Try this problem from ISI-MSQMS 2018 which involves the concept of Inequality and Combinatorics.
Show that $\sqrt{C_{1}}+\sqrt{C_{2}}+\sqrt{C_{3}}+\ldots+\sqrt{C_{n}} \leq 2^{n-1}+\frac{n-1}{2}$ where
$C_k={n\choose k}$
INEQUALITIES
COMBINATORICS
Use Cauchy Schwarz Inequality $\left(\displaystyle\sum_{i} a_{i} b_{i}\right)^{2} \leq\left(\displaystyle\sum_{i} a_{i}^{2}\right)\left(\displaystyle\sum_{i} b_{i}^{2}\right)$
Apply Cauchy Schwarz Inquality in two sets of real numbers ($\sqrt C_1$,$\sqrt C_2$,.....,$\sqrt C_n$)and ($1$,$1$,$1$,......$1$)
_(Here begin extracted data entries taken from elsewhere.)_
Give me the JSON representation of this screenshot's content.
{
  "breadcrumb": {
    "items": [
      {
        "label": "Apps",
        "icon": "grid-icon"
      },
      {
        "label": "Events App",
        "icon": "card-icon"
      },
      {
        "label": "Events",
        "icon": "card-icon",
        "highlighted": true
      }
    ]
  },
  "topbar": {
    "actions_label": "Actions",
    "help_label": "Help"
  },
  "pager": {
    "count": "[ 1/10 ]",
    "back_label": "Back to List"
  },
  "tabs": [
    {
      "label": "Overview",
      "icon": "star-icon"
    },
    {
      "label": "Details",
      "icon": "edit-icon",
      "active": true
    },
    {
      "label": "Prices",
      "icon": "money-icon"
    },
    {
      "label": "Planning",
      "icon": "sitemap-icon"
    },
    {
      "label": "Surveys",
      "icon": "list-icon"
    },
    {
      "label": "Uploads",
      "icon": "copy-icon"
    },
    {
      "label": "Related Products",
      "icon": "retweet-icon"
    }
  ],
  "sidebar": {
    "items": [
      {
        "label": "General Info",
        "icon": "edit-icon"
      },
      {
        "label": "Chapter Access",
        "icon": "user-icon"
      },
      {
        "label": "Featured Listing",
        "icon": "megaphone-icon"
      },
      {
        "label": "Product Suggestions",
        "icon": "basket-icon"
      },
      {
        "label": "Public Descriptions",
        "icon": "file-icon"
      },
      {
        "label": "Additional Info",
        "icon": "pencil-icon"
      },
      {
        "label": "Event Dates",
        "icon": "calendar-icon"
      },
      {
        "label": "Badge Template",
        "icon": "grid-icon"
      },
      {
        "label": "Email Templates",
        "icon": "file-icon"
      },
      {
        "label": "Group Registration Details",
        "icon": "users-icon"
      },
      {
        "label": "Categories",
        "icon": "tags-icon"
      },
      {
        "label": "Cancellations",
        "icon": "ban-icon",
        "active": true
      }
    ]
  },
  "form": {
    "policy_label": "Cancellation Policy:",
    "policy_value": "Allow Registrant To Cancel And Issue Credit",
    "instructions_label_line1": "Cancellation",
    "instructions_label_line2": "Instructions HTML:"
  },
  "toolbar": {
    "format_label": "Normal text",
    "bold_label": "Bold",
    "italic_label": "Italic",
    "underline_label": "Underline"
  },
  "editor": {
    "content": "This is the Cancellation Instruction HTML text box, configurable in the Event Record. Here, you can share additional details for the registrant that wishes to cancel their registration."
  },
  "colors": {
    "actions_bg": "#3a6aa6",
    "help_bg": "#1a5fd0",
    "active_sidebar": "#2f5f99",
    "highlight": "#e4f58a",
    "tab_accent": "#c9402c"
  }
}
($C_1+C_2+$........$+C_n$)($1+1+$......$+1$) $\geq $ ($\sqrt C_1+\sqrt C_2+.........+\sqrt C_n$)
($2^n-1$)$n \geq $ ($\sqrt C_1+\sqrt C_2+$..........$+\sqrt C_n$)$^2$
$\sqrt C_1+\sqrt C_2+$..........$+\sqrt C_n \leq \sqrt n\sqrt (2^n-1)$
The proof is still not done,why don't you try the remaining part yourself?
We know AM $\geq$ GM
i.e
For $n$ positive quantities $a_{1}, a_{2}, \dots, a_{n}$
$$
\frac{a_{1}+a_{2}+\ldots+a_{n}}{n} \geq \sqrt[n]{a_{1} a_{2} \cdot \cdot a_{n}}
$$
with equality if and only if $a_{1}=a_{2}=\ldots=a_{n}$
Now you have all the ingredients,why don't you cook it yourself? I firmly believe that you can cook a food tastier than mine.
$\frac{n+2^n-1}{2} \geq \sqrt n\sqrt {2^n-1}$
Thus,$\sqrt C_1+\sqrt C_2+$........$+\sqrt C_n \leq \frac {n+2^n-1}{2}$